The sample space, denoted \(S\), is the set of all possible outcomes of that experiment. An event is any subset of the sample space (a collection of one or more outcomes). The letter \(S\) is standard notation; individual outcomes are often written as simple labels or ordered pairs when the experiment has multiple stages.
A tree diagram lists stages of an experiment as branches. Multiply along a path to get the probability of that path when stages are suitably independent or conditional probabilities are marked on branches; add paths that represent the same event. Tree diagrams keep ordered outcomes visible and help avoid double-counting when the experiment is multistep.

Probability tree diagram placeholder

Basic rules of probability

Rule 1 (bounds): For any event \(A\),

\[0 \le P(A) \le 1\]

Rule 2 (whole sample space): If each possible outcome is listed exactly once, the sum of their probabilities is \(1\).
Rule 3 (impossibilility): An impossible event has probability \(0\). A sure event (the entire sample space, or any event that must happen) has probability \(1\).
Rule 4 (odds in favor): Odds in favor of an event \(A\) compare the chance \(A\) occurs to the chance it does not. With complement \(A'\) (or \(A^C\)) for “not \(A\),”

\[\text{Odds in favor of } A = \frac{P(A)}{P(A')}\]

Odds are a ratio, not a probability; you can recover probabilities from odds with a little algebra when needed.

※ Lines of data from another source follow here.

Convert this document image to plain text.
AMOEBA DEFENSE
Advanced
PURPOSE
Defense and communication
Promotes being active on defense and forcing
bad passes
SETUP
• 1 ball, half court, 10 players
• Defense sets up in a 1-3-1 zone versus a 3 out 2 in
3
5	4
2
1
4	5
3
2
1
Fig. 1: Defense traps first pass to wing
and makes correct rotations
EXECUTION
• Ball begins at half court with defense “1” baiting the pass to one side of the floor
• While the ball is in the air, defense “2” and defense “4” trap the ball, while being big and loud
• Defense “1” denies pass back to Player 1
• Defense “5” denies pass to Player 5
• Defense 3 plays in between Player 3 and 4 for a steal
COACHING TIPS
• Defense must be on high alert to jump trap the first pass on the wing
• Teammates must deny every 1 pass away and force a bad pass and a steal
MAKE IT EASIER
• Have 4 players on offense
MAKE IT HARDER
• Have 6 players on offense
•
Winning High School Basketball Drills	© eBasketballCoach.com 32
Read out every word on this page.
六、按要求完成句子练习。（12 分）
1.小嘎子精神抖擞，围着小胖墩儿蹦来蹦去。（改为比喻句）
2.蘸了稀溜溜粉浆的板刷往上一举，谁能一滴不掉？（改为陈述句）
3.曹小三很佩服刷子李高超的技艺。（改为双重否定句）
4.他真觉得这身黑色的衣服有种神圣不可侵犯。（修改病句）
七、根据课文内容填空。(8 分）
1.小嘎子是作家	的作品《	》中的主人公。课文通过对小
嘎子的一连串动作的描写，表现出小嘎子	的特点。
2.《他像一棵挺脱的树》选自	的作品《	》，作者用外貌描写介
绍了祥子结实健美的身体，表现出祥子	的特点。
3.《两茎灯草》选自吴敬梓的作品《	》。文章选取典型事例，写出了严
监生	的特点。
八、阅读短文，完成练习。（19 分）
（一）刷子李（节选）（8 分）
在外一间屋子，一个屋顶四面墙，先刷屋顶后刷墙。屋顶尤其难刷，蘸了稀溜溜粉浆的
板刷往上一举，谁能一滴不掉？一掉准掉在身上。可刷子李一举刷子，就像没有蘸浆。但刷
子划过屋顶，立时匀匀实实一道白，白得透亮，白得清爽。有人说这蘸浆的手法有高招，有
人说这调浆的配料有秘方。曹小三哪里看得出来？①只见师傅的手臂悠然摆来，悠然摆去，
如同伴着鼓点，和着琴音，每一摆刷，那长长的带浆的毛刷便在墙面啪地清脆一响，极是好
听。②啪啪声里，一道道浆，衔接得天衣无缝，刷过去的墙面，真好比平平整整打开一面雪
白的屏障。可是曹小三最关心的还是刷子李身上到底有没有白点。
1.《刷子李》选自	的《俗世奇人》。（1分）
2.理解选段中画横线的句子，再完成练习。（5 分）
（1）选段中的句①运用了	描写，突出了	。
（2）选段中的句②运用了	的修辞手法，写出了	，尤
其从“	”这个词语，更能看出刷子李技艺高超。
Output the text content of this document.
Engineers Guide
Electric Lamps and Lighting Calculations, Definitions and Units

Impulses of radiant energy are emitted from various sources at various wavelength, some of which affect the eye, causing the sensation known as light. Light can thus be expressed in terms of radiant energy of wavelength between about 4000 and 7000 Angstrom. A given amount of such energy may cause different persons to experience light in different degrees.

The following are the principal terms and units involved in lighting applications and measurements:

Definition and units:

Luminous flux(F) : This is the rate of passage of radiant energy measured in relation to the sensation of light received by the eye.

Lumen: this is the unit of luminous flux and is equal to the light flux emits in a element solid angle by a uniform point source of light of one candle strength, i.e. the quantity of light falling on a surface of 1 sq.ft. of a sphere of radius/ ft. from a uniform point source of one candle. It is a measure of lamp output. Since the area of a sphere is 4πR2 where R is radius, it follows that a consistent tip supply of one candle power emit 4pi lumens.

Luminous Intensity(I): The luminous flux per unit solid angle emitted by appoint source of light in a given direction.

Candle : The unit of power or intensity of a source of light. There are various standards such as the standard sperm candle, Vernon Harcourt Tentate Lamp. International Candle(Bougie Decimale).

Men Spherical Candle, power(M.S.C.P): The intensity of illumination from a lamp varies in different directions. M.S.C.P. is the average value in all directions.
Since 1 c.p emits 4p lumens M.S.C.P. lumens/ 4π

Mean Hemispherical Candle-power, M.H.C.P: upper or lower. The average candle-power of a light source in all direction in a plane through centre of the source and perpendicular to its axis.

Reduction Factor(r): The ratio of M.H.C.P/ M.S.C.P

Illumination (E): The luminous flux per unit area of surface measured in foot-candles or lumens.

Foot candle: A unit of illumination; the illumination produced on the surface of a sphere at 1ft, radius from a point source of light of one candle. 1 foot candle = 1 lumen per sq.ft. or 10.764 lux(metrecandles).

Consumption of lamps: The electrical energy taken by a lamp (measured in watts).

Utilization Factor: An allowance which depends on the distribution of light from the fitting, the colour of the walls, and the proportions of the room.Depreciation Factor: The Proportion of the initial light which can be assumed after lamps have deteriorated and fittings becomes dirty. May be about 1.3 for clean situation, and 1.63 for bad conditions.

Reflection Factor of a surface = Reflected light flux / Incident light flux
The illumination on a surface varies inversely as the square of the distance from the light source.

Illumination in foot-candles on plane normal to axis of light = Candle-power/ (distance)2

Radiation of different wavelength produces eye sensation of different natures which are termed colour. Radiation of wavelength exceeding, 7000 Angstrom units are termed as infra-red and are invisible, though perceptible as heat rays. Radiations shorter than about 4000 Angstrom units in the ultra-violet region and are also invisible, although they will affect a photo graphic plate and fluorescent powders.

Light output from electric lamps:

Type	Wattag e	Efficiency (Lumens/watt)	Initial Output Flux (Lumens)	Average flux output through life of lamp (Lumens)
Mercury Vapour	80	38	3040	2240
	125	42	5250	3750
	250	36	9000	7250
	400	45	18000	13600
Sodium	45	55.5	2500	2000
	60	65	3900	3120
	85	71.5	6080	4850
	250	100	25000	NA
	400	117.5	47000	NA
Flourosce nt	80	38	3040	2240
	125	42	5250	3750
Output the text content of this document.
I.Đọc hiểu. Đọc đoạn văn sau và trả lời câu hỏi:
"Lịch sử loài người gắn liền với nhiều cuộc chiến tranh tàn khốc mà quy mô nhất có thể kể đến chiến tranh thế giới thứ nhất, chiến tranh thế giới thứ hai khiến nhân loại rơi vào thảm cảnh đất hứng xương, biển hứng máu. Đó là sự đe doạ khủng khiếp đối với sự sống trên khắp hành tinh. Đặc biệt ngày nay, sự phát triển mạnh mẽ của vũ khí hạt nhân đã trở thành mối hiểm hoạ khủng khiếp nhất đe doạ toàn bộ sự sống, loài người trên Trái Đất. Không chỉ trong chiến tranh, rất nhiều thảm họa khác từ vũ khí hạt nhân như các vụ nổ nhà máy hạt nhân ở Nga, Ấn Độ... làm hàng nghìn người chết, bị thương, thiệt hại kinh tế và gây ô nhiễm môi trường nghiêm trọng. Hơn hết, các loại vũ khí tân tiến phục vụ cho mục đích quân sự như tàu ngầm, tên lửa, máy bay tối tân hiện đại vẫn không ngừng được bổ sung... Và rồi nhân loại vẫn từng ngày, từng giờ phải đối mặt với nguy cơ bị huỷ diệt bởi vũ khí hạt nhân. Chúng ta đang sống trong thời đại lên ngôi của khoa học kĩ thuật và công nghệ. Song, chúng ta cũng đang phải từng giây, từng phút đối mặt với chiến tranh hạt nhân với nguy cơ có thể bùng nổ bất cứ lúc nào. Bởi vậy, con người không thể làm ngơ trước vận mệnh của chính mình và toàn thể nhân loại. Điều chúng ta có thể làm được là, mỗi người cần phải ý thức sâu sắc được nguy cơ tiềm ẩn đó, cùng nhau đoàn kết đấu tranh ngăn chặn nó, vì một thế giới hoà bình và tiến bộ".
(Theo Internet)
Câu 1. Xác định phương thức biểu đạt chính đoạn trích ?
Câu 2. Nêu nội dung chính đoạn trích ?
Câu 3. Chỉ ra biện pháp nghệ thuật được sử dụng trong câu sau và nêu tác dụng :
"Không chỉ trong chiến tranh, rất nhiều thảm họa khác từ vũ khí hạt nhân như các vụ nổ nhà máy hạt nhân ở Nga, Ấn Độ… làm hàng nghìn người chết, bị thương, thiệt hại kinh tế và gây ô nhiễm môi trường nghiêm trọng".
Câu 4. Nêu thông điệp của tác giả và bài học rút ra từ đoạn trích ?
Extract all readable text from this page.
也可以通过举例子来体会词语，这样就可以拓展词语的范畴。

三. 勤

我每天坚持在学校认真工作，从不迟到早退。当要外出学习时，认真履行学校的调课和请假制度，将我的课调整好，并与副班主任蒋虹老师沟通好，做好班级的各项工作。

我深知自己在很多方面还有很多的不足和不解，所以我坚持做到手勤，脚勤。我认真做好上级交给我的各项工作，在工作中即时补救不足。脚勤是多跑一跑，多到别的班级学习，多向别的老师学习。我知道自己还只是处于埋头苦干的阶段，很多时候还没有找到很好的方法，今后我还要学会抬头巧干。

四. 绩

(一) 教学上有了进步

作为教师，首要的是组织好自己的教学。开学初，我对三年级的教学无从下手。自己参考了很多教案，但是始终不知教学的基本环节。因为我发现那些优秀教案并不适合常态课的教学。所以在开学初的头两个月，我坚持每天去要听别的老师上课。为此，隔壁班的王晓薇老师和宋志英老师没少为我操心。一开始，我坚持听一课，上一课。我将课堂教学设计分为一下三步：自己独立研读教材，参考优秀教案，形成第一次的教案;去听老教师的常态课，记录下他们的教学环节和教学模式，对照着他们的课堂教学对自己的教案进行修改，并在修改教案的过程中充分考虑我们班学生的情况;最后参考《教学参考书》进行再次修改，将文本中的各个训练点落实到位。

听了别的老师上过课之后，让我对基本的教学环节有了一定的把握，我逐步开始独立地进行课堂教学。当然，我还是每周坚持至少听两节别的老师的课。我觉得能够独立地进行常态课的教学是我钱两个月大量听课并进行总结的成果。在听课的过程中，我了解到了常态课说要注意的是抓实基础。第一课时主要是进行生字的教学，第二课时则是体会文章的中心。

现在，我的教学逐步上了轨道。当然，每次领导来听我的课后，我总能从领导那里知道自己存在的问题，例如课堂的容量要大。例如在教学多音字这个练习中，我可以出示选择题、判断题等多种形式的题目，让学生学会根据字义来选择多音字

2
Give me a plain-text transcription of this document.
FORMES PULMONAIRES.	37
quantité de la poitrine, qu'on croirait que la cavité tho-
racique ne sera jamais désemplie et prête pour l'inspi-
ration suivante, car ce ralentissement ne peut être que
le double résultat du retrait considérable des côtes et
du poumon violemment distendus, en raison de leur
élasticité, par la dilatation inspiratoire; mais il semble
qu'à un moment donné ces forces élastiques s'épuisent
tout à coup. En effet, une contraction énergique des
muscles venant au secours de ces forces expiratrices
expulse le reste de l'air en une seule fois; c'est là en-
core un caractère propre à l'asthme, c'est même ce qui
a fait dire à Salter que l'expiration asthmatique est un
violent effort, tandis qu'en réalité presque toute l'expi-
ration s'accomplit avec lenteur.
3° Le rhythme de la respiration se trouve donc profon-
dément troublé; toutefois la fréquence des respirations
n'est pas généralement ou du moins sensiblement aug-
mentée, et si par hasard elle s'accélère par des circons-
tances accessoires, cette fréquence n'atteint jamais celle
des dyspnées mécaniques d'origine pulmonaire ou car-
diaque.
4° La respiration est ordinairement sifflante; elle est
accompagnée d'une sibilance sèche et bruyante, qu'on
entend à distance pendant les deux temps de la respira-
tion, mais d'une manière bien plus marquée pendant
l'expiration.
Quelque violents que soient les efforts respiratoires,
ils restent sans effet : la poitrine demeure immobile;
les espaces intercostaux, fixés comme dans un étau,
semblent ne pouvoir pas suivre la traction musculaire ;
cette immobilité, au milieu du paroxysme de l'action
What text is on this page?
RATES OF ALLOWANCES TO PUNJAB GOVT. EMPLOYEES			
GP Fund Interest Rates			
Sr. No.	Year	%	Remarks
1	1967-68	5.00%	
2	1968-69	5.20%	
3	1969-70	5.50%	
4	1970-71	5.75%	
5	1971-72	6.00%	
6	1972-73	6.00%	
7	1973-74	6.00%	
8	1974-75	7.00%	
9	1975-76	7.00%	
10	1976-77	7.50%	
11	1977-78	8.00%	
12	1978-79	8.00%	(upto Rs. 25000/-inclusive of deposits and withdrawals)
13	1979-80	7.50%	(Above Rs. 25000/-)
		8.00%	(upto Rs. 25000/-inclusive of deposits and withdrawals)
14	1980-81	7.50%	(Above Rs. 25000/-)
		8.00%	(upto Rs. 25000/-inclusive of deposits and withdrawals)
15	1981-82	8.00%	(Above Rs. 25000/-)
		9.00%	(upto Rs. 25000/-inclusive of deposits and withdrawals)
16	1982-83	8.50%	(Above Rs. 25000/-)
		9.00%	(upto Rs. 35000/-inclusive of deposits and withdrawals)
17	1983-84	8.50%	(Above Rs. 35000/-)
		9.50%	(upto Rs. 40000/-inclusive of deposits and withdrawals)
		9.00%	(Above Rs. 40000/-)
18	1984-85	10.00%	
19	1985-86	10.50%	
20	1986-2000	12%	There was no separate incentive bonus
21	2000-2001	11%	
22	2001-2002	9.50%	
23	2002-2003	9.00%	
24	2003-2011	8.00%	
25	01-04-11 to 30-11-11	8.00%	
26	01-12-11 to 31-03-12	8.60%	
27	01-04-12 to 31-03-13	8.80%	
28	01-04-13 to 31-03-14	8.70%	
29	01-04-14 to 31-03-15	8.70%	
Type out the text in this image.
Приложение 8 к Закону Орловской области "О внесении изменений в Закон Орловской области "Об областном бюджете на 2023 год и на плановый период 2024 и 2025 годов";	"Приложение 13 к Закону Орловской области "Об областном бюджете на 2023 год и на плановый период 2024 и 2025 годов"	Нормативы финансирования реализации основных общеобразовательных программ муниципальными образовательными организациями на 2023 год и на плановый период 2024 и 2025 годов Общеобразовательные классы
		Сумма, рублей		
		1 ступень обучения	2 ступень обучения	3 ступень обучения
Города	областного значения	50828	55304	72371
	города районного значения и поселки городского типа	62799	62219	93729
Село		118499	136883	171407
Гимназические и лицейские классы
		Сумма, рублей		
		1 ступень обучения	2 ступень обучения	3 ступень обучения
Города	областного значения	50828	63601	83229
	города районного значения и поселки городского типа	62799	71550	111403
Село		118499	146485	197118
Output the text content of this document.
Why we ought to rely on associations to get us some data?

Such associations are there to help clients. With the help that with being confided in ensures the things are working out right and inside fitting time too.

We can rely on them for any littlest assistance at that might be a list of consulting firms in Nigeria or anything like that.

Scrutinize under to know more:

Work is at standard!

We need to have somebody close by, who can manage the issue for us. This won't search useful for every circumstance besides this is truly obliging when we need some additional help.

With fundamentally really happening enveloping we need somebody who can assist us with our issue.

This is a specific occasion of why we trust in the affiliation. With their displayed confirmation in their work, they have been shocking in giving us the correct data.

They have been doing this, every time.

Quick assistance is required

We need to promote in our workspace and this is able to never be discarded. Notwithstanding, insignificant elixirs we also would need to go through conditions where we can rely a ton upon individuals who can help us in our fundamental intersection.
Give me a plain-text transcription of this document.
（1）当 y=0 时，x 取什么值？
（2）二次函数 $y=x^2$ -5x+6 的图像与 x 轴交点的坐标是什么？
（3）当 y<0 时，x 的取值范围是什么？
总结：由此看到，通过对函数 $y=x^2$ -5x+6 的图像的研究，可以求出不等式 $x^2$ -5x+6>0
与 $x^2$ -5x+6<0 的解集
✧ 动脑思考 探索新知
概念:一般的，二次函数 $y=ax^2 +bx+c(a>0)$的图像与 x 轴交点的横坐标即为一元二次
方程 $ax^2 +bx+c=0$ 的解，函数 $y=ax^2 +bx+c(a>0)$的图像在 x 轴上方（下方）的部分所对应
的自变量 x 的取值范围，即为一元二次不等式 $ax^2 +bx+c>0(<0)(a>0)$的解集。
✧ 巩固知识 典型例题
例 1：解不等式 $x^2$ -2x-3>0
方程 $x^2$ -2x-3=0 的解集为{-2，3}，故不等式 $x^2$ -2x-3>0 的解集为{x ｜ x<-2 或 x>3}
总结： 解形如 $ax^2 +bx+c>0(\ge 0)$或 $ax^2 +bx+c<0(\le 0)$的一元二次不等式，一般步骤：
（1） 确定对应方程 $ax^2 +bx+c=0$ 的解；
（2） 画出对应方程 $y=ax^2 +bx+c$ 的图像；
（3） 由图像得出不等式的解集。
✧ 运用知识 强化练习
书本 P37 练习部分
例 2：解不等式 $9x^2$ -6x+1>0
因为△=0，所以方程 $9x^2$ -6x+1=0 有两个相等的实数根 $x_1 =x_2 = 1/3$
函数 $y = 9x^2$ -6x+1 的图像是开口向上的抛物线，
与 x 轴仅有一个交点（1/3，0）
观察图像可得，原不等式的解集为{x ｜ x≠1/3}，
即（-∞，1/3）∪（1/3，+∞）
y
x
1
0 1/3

Events: complement, disjoint, union, intersection

The complement of an event \(A\) is the event that \(A\) does not occur. It includes every outcome in \(S\) that is not in \(A\). Notation includes \(A'\) and \(A^C\).
Disjoint events (also called mutually exclusive events) cannot both occur on the same trial: they share no outcomes, so \(P(A \cap B) = 0\) when \(A\) and \(B\) are disjoint.
The union \(A \cup B\) is “\(A\) or \(B\) or both”—at least one of the two events happens.
The intersection \(A \cap B\) is “\(A\) and \(B\) both” happen.
Conditional probability “\(A\) given \(B\)” restricts attention to outcomes where \(B\) occurred. The notation is

\[A \mid B\]

read as “\(A\) given \(B\).”

Two events are independent if knowing whether one occurred does not change the probability of the other (formalized below).

More probability rules

Complement rule:

\[P(A') = 1 - P(A)\]

General addition rule (union):

\[P(A \cup B) = P(A) + P(B) - P(A \cap B)\]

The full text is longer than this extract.